Customers Move Between Channels Now
The wider communication picture is shifting too. In a 2026 YouGov study, 89% of Britons said they use messaging regularly, compared with 50% for voice calls, and 74% said messaging has replaced at least some of the calls they used to make. Voice calls are clearly still relevant, but the way people move between channels is changing. They might search first, send a message second, and call only when the problem becomes urgent or the decision becomes real. For local service businesses, that means availability now has to mean more than "the van has a phone number on it." It has to mean customers can make contact in the way that feels easiest to them and still get a useful response quickly.
Speed Matters, But So Does Escape To A Human
At the same time, speed is becoming non-negotiable. ServiceNow's 2024 UK Consumer Voice findings say 93% of UK customers value prompt customer service response times, while 87% want quick, real-time support. But the same research also shows 64% would never want entirely AI-driven customer service. That is the balance small businesses need to understand. People are open to technology when it reduces waiting and friction. They do not want to feel trapped inside it. They still want human judgment for complex or high-stakes situations.
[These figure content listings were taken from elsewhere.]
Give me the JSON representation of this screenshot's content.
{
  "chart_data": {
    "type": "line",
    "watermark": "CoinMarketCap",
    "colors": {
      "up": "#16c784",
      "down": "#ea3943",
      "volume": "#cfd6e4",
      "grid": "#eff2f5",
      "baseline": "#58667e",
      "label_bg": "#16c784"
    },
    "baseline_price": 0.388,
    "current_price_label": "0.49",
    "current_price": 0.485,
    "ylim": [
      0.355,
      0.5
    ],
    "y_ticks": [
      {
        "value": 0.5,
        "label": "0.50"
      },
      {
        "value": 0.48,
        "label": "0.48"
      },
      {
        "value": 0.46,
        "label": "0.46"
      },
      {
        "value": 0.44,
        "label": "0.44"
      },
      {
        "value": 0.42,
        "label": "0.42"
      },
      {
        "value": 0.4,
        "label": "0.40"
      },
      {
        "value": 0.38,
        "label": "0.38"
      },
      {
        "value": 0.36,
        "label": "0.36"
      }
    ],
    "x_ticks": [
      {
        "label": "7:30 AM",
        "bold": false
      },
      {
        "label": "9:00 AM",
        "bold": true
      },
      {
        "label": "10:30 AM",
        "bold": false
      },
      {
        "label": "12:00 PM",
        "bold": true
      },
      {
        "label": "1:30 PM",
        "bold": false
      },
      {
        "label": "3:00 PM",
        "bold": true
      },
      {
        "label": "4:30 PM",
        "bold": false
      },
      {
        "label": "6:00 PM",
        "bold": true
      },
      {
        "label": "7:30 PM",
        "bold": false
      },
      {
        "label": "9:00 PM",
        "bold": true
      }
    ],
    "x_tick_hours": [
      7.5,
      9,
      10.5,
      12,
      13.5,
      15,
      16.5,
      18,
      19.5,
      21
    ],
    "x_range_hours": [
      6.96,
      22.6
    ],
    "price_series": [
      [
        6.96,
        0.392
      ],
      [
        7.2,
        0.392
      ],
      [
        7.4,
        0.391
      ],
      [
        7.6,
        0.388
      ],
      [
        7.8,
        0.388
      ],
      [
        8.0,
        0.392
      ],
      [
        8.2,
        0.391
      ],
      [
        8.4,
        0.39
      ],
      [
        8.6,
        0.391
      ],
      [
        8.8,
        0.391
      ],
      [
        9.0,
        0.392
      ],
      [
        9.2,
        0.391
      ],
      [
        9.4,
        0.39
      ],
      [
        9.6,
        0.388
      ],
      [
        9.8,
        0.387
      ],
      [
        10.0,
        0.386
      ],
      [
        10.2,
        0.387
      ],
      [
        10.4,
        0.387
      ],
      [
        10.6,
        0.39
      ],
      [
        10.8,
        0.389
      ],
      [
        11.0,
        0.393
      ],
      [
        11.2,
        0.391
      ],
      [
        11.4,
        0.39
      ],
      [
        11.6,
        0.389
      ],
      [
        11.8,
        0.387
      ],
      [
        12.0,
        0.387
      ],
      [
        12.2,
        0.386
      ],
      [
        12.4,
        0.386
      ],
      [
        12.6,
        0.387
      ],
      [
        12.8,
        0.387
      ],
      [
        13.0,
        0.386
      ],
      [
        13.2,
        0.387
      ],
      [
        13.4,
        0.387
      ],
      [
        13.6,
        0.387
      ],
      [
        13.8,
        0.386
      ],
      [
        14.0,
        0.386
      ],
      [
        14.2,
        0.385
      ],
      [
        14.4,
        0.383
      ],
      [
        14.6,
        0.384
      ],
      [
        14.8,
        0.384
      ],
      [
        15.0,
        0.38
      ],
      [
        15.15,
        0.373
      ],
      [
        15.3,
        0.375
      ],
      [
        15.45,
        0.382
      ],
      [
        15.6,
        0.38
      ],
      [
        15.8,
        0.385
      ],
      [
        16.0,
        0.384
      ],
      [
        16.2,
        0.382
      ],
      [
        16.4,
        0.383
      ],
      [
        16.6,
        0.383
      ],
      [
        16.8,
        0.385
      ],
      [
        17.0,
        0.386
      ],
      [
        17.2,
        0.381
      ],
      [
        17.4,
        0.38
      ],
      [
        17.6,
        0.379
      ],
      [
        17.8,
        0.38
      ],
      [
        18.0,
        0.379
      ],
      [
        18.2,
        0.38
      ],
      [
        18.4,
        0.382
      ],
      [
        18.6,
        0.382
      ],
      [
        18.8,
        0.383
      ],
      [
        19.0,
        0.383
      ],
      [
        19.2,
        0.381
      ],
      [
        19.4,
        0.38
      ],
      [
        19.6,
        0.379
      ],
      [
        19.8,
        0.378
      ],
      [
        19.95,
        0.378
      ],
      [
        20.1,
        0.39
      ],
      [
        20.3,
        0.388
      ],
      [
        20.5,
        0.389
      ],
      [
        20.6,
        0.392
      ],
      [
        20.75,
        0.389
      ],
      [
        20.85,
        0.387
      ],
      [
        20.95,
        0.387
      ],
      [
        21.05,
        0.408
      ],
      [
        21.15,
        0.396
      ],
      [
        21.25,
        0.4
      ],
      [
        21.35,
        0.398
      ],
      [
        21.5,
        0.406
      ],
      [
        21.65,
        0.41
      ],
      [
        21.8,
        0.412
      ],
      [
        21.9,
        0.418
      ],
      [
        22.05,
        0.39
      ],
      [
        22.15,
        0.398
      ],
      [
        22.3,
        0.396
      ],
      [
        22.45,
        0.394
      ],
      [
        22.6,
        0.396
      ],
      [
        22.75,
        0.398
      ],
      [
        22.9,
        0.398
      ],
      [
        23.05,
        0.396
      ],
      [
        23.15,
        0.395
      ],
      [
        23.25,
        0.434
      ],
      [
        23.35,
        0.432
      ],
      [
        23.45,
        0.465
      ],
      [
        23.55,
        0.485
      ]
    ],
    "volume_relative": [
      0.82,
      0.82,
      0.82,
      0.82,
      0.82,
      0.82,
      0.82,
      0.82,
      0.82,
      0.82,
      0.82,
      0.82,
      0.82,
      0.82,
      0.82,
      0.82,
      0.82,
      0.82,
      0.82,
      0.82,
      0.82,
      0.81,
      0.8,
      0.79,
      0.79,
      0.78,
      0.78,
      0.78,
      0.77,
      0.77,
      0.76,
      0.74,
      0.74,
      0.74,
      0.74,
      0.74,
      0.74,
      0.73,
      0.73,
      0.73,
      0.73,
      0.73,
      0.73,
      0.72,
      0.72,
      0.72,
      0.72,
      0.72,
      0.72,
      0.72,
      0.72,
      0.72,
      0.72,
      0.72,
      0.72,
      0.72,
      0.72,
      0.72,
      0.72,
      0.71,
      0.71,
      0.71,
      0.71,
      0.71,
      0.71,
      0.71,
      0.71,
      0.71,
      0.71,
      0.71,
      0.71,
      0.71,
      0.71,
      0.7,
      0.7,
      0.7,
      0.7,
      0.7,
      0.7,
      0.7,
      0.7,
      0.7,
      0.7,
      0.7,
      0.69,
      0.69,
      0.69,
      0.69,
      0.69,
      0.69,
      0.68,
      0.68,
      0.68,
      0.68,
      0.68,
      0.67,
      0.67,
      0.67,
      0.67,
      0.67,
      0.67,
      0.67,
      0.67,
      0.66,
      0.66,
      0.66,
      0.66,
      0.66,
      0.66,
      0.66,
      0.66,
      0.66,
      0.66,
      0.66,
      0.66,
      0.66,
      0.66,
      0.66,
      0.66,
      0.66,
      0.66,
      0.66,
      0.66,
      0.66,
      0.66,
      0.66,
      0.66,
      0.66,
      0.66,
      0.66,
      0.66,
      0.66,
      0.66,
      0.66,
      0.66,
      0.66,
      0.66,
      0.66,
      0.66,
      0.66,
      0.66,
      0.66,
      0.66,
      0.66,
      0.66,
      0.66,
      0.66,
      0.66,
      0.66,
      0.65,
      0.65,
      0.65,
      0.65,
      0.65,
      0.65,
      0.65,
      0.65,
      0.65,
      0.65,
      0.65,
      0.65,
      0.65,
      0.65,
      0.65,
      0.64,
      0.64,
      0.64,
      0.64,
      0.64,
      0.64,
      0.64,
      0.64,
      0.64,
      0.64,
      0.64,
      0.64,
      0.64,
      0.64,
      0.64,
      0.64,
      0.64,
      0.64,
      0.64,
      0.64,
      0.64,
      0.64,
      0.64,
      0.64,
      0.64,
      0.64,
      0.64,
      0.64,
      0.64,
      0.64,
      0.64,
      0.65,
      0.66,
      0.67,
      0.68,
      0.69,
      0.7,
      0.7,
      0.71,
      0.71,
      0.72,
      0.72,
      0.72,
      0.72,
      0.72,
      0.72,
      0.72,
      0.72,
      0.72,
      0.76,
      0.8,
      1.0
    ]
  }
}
That is exactly why the best use of AI in a small service business is not to pretend to be the whole company. It is to handle the first mile well. It can answer initial enquiries, collect the necessary information, sort urgent jobs from non-urgent ones, send a confirmation, and make sure nothing gets lost. Then the human steps in where the human adds the most value: pricing, diagnosis, trust-building, and closing the job. In practice, that often creates a better customer experience than the old model, where everything depends on whether one busy person happens to be free at the exact moment a lead comes in.
The Standard Has Shifted
There is also a trust angle here. Customers generally do not judge small businesses against other small businesses anymore. They judge them against the best service experiences they have had anywhere. That could be a large retailer, a booking platform, a delivery app, or a bank. If they can get instant acknowledgement and clear next steps elsewhere, they start expecting the same level of responsiveness from a local trades business too. The standard has shifted, even if the size of the business has not.
That does not mean small firms need to become faceless. Quite the opposite. The businesses that will win are the ones that combine speed with personality. Let AI handle the repetitive front-end work so the owner or office manager can be more present when it actually counts. That creates something customers respond to well: quick access, fewer dead ends, and a real person available for the moments that matter.
So the goal is not to remove the human element. The goal is to protect it. When technology handles the repetitive parts of inbound lead capture properly, the human interaction that follows can be better, calmer, and more profitable. And that is a far stronger service model than either constant interruption or a cold, fully automated wall.